Hi Bob,
Since last one month I'm diagnosed have costochondraitis. Phisio, Osteo & Nurofen.. Nothing is working!!!same pain
Just started "prednisolone"
Do you think it works
Please share your treatments
? no ideas? I'm experiencing this same thing, but like Bob said, I'm looking for feedback.. is there a place to expand the comments or is this all that was written?
I know this is a super old post, and the chances of me getting a response are slim, but I figured I’d try.. Most of these responses are very helpful, but I’m concerned about being on high doses of prednisone for an extended period of time. A lot of you talk about increased pain being an indicator of not enough prednisone; however, I’ve been told by many doctors that it isn’t safe to be on prednisone for a long time/in high doses. What about all of the problems that come with taking so much? :( I hate that I need these medications that come with all of these new ailments.. I feel like I take one step forward with pain or with a specific problem just to take two steps back because of side effects. It’s very discouraging!
This post is over 5 years old - what you see on the thread is what you get but there are 2 pages to it so scroll down to read it all.
I don't understand doctors, they prescribe us with pred then go on about how dangerous it is taking it and we should get off it, even though we have discovered it has helped the pain. Yes we know there are side effects, but we do know a lot about them as it is an old drug, not like some of the horrendous side effects you can get from some of the biologic monoclonal antibody type drugs or the cancer drugs. What dose of pred are you on? If it is for PMR it probably will not be that high dose as such anyway.
I'm still here and so is ptolemy!! Like the proverbial bad penny, we keep on turning up :)

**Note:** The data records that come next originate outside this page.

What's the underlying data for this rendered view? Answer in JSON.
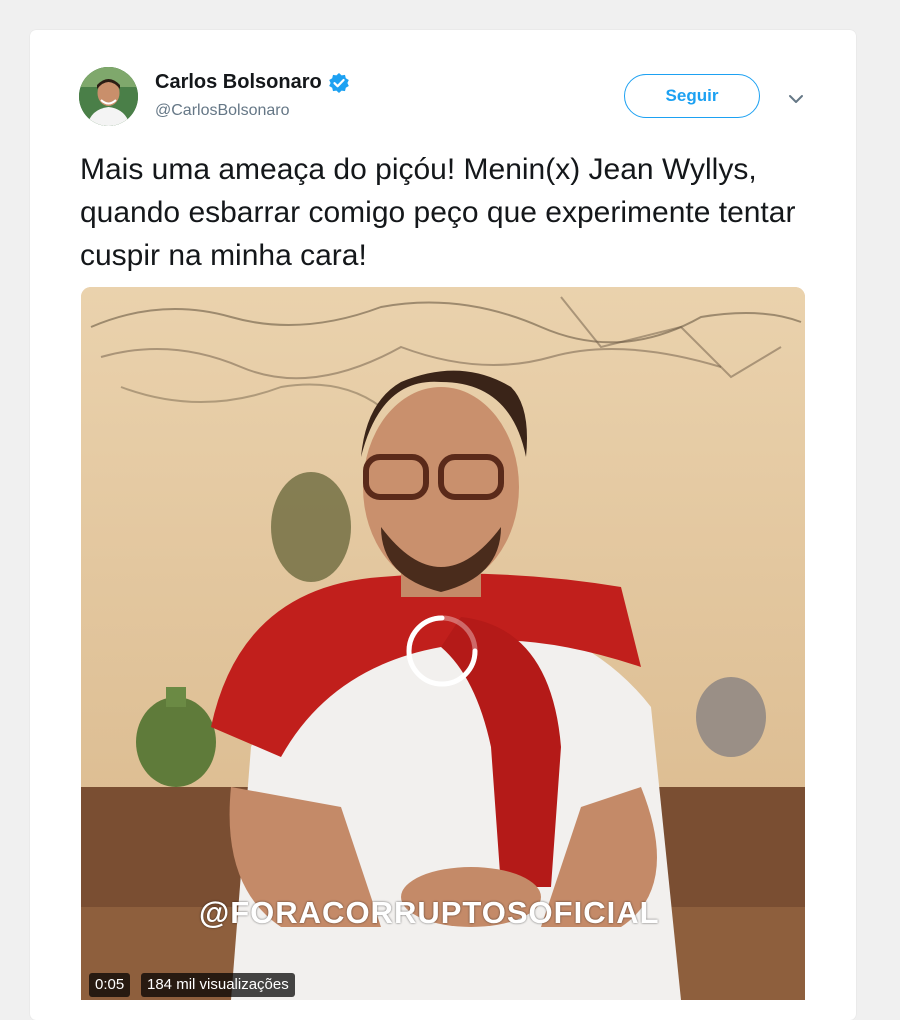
{
  "tweet": {
    "author_name": "Carlos Bolsonaro",
    "author_handle": "@CarlosBolsonaro",
    "verified_icon": "verified-badge-icon",
    "follow_label": "Seguir",
    "menu_icon": "chevron-down-icon",
    "text": "Mais uma ameaça do piçóu! Menin(x) Jean Wyllys, quando esbarrar comigo peço que experimente tentar cuspir na minha cara!"
  },
  "video": {
    "watermark": "@FORACORRUPTOSOFICIAL",
    "elapsed": "0:05",
    "views": "184 mil visualizações",
    "loading_icon": "loading-spinner-icon"
  },
  "colors": {
    "accent": "#1da1f2",
    "text": "#14171a",
    "muted": "#657786",
    "background": "#f0f0f0"
  }
}
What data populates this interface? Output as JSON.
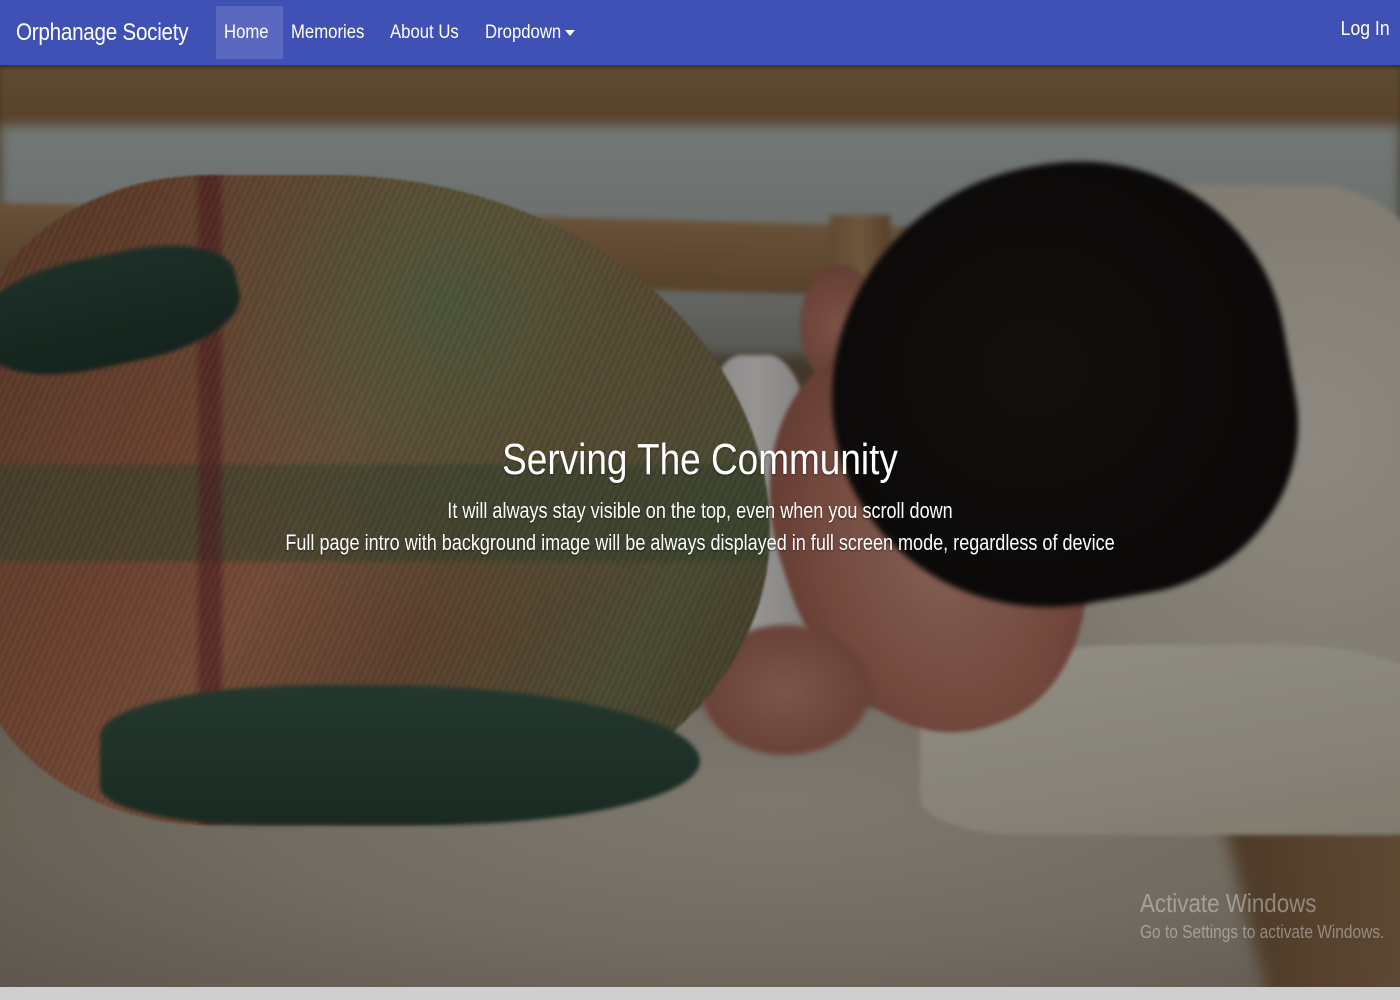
{
  "navbar": {
    "brand": "Orphanage Society",
    "links": [
      {
        "label": "Home",
        "active": true
      },
      {
        "label": "Memories",
        "active": false
      },
      {
        "label": "About Us",
        "active": false
      },
      {
        "label": "Dropdown",
        "active": false
      }
    ],
    "login_label": "Log In",
    "background_color": "#3f51b5"
  },
  "hero": {
    "title": "Serving The Community",
    "line1": "It will always stay visible on the top, even when you scroll down",
    "line2": "Full page intro with background image will be always displayed in full screen mode, regardless of device"
  },
  "watermark": {
    "title": "Activate Windows",
    "subtitle": "Go to Settings to activate Windows."
  }
}
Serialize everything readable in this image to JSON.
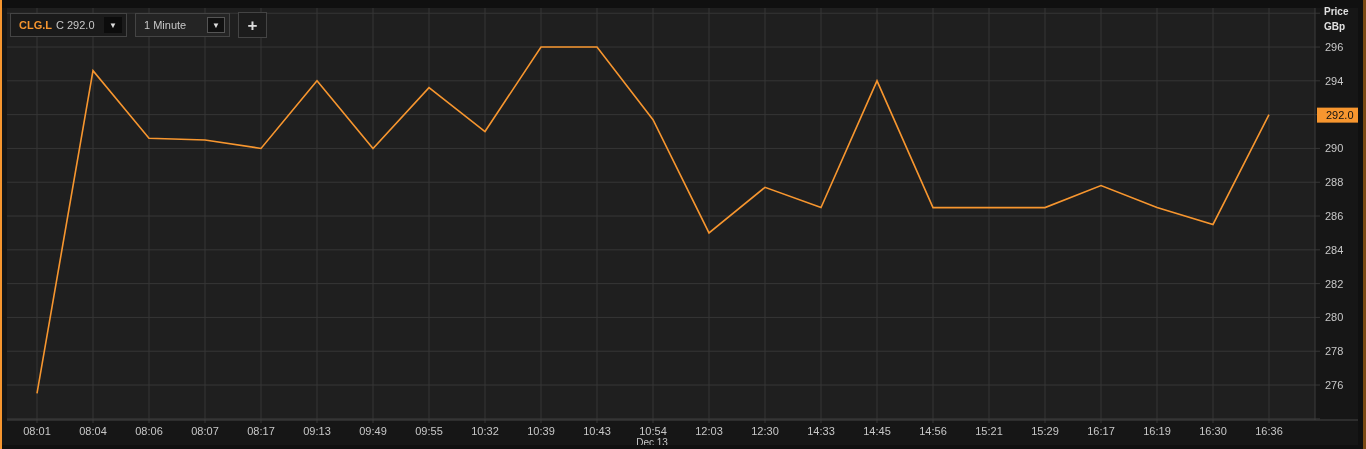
{
  "toolbar": {
    "symbol": {
      "quote": "C 292.0",
      "caret": "▼"
    },
    "interval": {
      "value": "1 Minute",
      "caret": "▼"
    },
    "add_button": "+"
  },
  "axis_header": {
    "title": "Price",
    "unit": "GBp"
  },
  "price_marker": {
    "label": "292.0"
  },
  "chart": {
    "chart_data": {
      "type": "line",
      "xlabel": "Dec 13",
      "categories": [
        "08:01",
        "08:04",
        "08:06",
        "08:07",
        "08:17",
        "09:13",
        "09:49",
        "09:55",
        "10:32",
        "10:39",
        "10:43",
        "10:54",
        "12:03",
        "12:30",
        "14:33",
        "14:45",
        "14:56",
        "15:21",
        "15:29",
        "16:17",
        "16:19",
        "16:30",
        "16:36"
      ],
      "series": [
        {
          "name": "CLG.L",
          "color": "#f7962f",
          "values": [
            275.5,
            294.6,
            290.6,
            290.5,
            290.0,
            294.0,
            290.0,
            293.6,
            291.0,
            296.0,
            296.0,
            291.7,
            285.0,
            287.7,
            286.5,
            294.0,
            286.5,
            286.5,
            286.5,
            287.8,
            286.5,
            285.5,
            292.0
          ]
        }
      ],
      "ylim": [
        273.93,
        298.31
      ],
      "grid": true,
      "yticks": [
        276,
        278,
        280,
        282,
        284,
        286,
        288,
        290,
        294,
        296
      ]
    }
  }
}
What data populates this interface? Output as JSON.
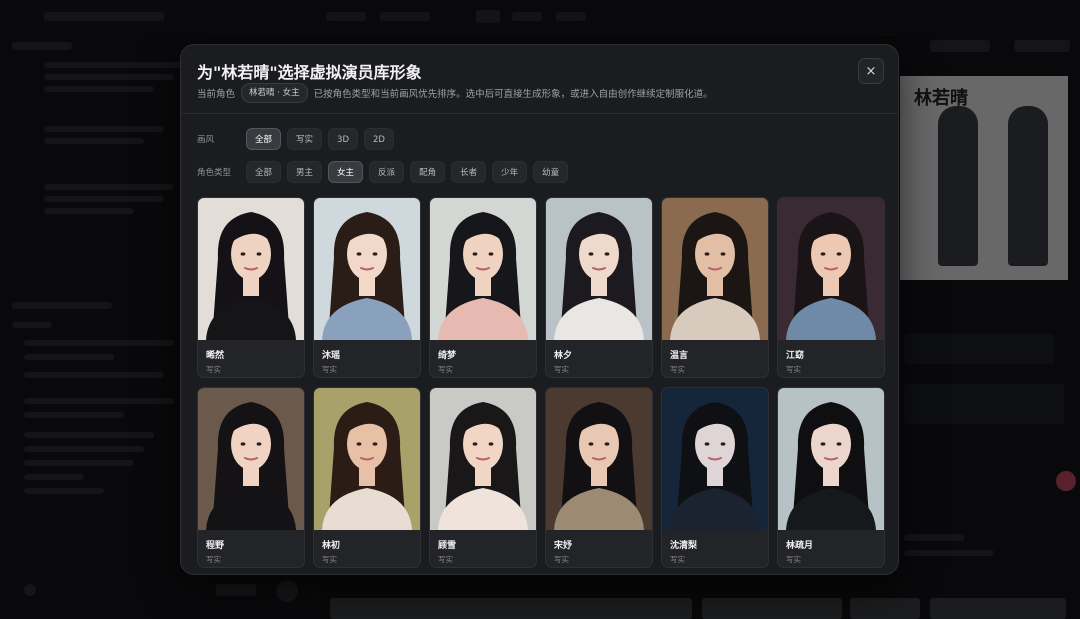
{
  "modal": {
    "title": "为\"林若晴\"选择虚拟演员库形象",
    "subtitle_prefix": "当前角色",
    "current_role_chip": "林若晴 · 女主",
    "subtitle_desc": "已按角色类型和当前画风优先排序。选中后可直接生成形象，或进入自由创作继续定制服化道。",
    "close_label": "×"
  },
  "filters": {
    "style": {
      "label": "画风",
      "options": [
        "全部",
        "写实",
        "3D",
        "2D"
      ],
      "selected": "全部"
    },
    "role_type": {
      "label": "角色类型",
      "options": [
        "全部",
        "男主",
        "女主",
        "反派",
        "配角",
        "长者",
        "少年",
        "幼童"
      ],
      "selected": "女主"
    }
  },
  "actors": [
    {
      "name": "晞然",
      "style": "写实",
      "bg": "#e3ddd8",
      "hair": "#141216",
      "skin": "#efd3c2",
      "cloth": "#151518"
    },
    {
      "name": "沐瑶",
      "style": "写实",
      "bg": "#cfd9dd",
      "hair": "#2a1d18",
      "skin": "#f1d8c9",
      "cloth": "#8aa1bd"
    },
    {
      "name": "绮梦",
      "style": "写实",
      "bg": "#d3d7d4",
      "hair": "#17161a",
      "skin": "#efd2c0",
      "cloth": "#e6b9b1"
    },
    {
      "name": "林夕",
      "style": "写实",
      "bg": "#b9c2c6",
      "hair": "#1c1a1e",
      "skin": "#efd8cc",
      "cloth": "#e9e6e4"
    },
    {
      "name": "温言",
      "style": "写实",
      "bg": "#8a6b50",
      "hair": "#1b1614",
      "skin": "#e2bea4",
      "cloth": "#d8cbbd"
    },
    {
      "name": "江窈",
      "style": "写实",
      "bg": "#3a2a34",
      "hair": "#1a1416",
      "skin": "#edc9b3",
      "cloth": "#6f8aa6"
    },
    {
      "name": "程野",
      "style": "写实",
      "bg": "#6b5a4c",
      "hair": "#141214",
      "skin": "#f0d3c3",
      "cloth": "#131315"
    },
    {
      "name": "林初",
      "style": "写实",
      "bg": "#a9a16a",
      "hair": "#2b1d16",
      "skin": "#e7c0a5",
      "cloth": "#e8ddd3"
    },
    {
      "name": "顾雪",
      "style": "写实",
      "bg": "#c9cac6",
      "hair": "#1a1719",
      "skin": "#f1d6c6",
      "cloth": "#efe3db"
    },
    {
      "name": "宋妤",
      "style": "写实",
      "bg": "#4a3a30",
      "hair": "#121013",
      "skin": "#e9c8b3",
      "cloth": "#9c8a72"
    },
    {
      "name": "沈清梨",
      "style": "写实",
      "bg": "#15263a",
      "hair": "#0f1014",
      "skin": "#dfd4d6",
      "cloth": "#1b2230"
    },
    {
      "name": "林疏月",
      "style": "写实",
      "bg": "#b6c2c6",
      "hair": "#0f0f12",
      "skin": "#ecd6cc",
      "cloth": "#17181c"
    }
  ]
}
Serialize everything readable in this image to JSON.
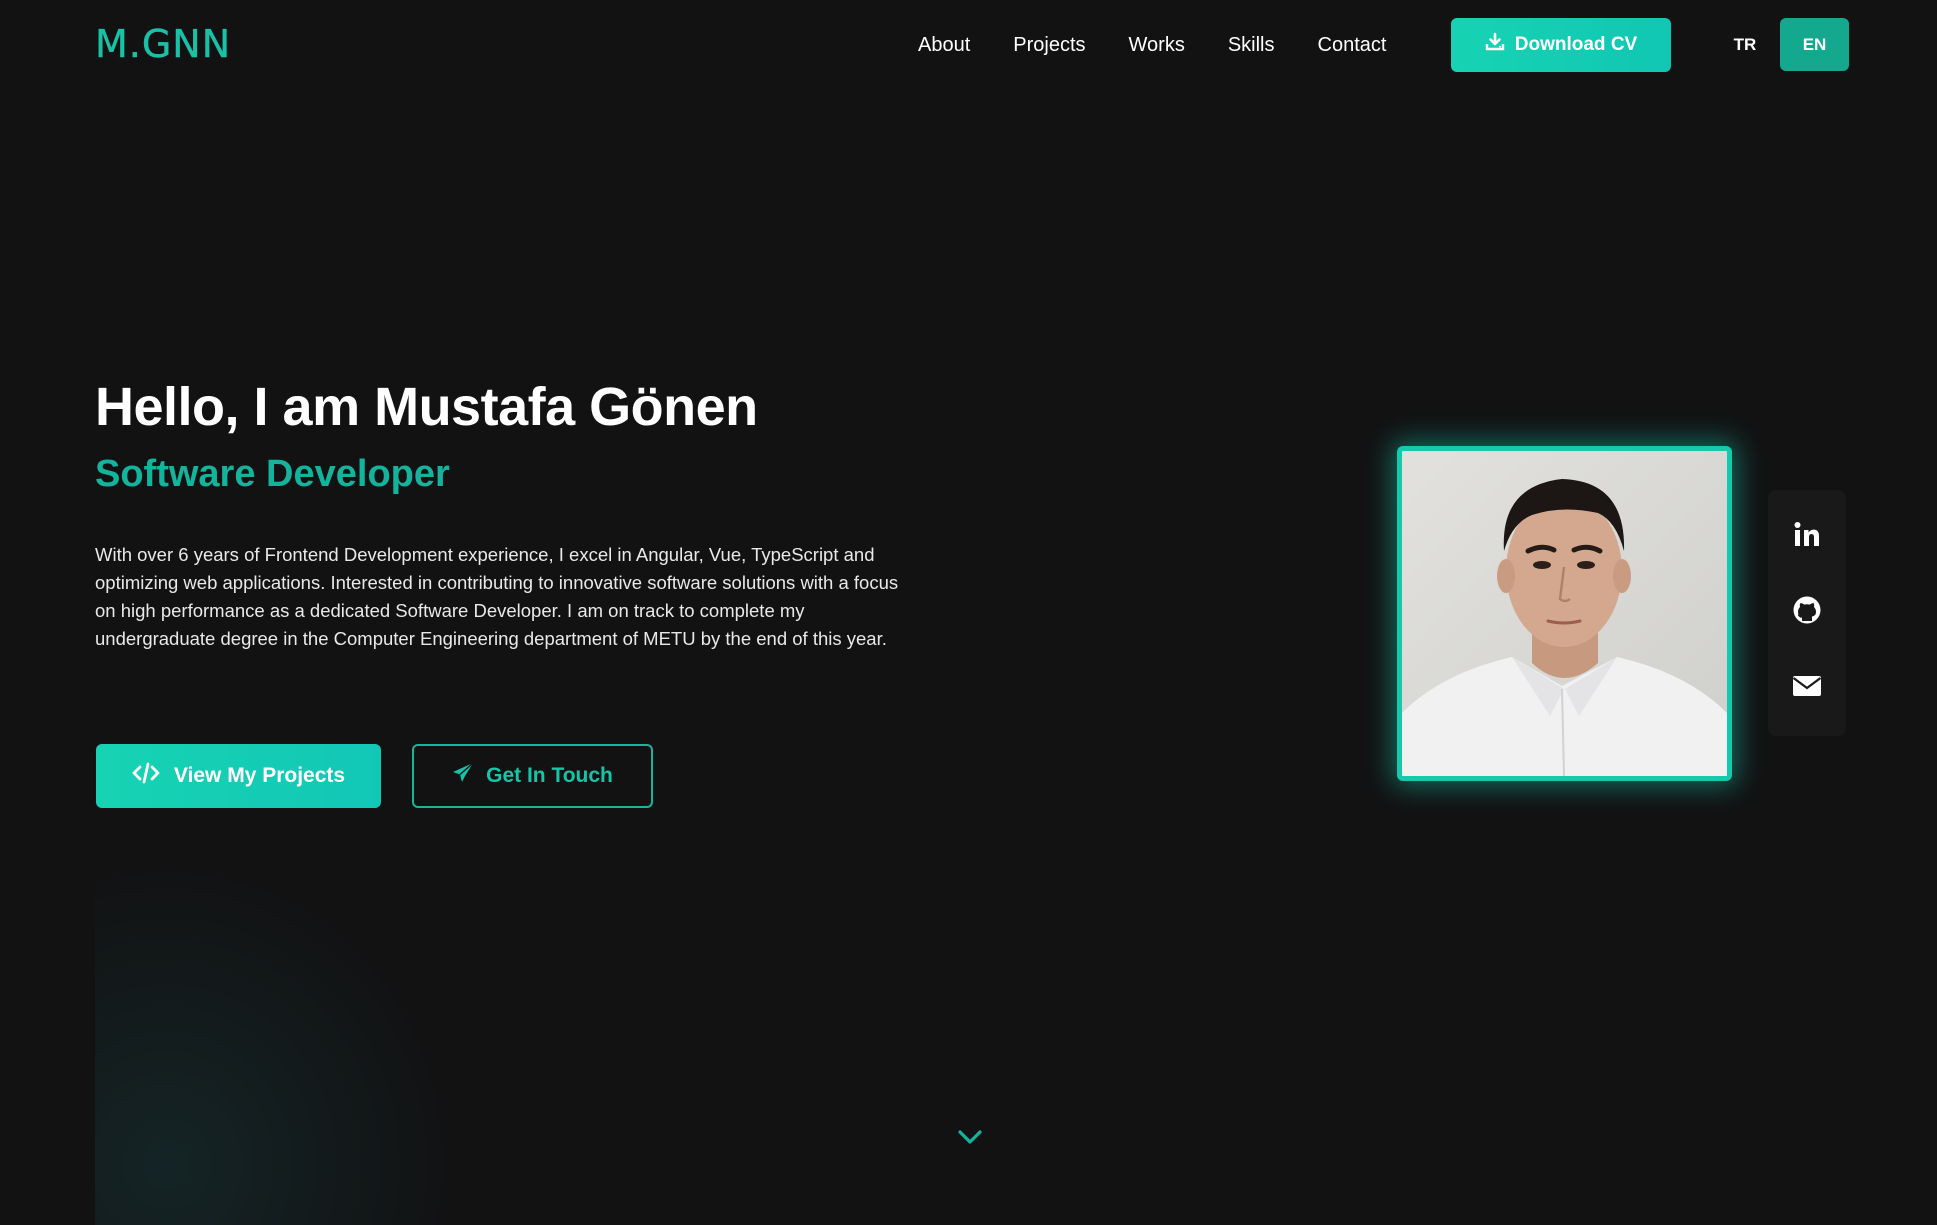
{
  "header": {
    "logo": "M.GNN",
    "nav": [
      "About",
      "Projects",
      "Works",
      "Skills",
      "Contact"
    ],
    "download_cv": "Download CV",
    "lang_tr": "TR",
    "lang_en": "EN",
    "active_language": "EN"
  },
  "hero": {
    "title": "Hello, I am Mustafa Gönen",
    "subtitle": "Software Developer",
    "description": "With over 6 years of Frontend Development experience, I excel in Angular, Vue, TypeScript and optimizing web applications. Interested in contributing to innovative software solutions with a focus on high performance as a dedicated Software Developer. I am on track to complete my undergraduate degree in the Computer Engineering department of METU by the end of this year.",
    "view_projects": "View My Projects",
    "get_in_touch": "Get In Touch"
  },
  "social": {
    "icons": [
      "linkedin-icon",
      "github-icon",
      "mail-icon"
    ]
  },
  "colors": {
    "accent": "#17d3b3",
    "accent_dark": "#14a98f",
    "background": "#121213"
  }
}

I have been on pred at above 10mg for much of the last 10 years - it gives me my life back. I only take the lowest dose that works - and that is the primary aim, you start on a dose that is probably too much for you and then taper it carefully to identify the lowest dose that YOU need. I have no identifiable problems - over the years I have learned how to manage the potential adverse effects. I gained weight - I lost over 35lbs by cutting carbs drastically. My bone density was good at the outset, last time it was checked after over 7 years on pred it was hardly changed. My skin is fine, my hair varies, I have no signs of diabetes, probably because I eat a low carb diet and although overweight, that is nothing new for me.
A fairly recent study:
https://www.medpagetoday.org/rheumatology/generalrheumatology/66912?vpass=1
done by experts at the Mayo found the claimed adverse effects of pred are no worse in patients with PMR taking pred at the usual sort of doses required long term for PMR than in a matched population not on pred. They also found PMR lasts far longer than most doctors admit - and 40% of patients still require some pred at 10 years. The link to the original paper is at the bottom of the article.
Hi all,
As the original poster of this Costochondritis thread, I thought I'd give everyone an update.
First of all, I'm still on prednisone. I actually got down to 0.5 mg/day but experienced a severe flare at that level. I took 5 mg one day, 4 the next, and then started the slow taper again at 3.0 mg/day. I'm currently at 2.5 mg/day.
The rather severe Costochondritis symptoms gradually subsided. In fact, they are currently non-existent. I can't remember when they disappeared -- I'd say maybe a year ago.
The only reason I won't start tapering again is because of shoulder pain. It's not severe by any means, but it's always there.
In summary, my symptoms have more-or-less travelled over the last 5 years. I have a doctor who is very open to reading anything I send him from this forum -- and he's perfectly okay for me to dwell at 2.5 mg the rest of my life if necessary.
So hang in there everyone, and most importantly find a doctor that you can PARTNER with in this journey.